High-Sensitivity Bending Sensor Based on Supermode Interference in Coupled Four-Core Sapphire-Derived Fiber

Abstract

A Mach-Zehnder interferometer (MZI) sensor based on a four-core sapphire-derived fiber (FSDF) for bending sensing is proposed and demonstrated. The MZI is formed by splicing a coupled FSDF between two single-mode fibers, delivering supermode interference among four LP01-like supermodes (LP01s modes) and eight LP11-like supermodes (LP11s modes).
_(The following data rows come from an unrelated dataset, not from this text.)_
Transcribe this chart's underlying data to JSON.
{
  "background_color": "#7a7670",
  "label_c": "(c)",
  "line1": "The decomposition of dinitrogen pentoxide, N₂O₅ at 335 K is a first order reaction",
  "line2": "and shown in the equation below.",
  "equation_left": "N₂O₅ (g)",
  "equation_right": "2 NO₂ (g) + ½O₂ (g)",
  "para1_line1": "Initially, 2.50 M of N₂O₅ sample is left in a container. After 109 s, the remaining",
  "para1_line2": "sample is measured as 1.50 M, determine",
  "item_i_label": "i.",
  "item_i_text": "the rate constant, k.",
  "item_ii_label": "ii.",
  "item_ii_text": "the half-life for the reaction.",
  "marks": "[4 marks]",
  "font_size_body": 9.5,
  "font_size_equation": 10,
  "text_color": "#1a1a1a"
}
Benefiting from the different response of the field distribution of each supermode to curvature changes, MZI sensors with a variety of bending properties can be fabricated based on the interference of different supermodes in the FSDF. The experimental results show that the sensitivity of the FSDF-MZI sensor I based on the interference between the LP01s and the LP11s modes is about 4.5 dB/m ^-1 in the curvature range from 0.4 to 2.5 m ^-1 . The FSDF-MZI sensor II based on the interference of two LP11s modes can realize bending sensing in ± Y directions. The sensitivity of FSDF-MZI sensor II in the curvature range of -10.0-5.0 m ^-1 is about -24.526 nm/m ^-1 . It suggests that the proposed FSDF-MZI sensor has potential application in the field of structure health detection.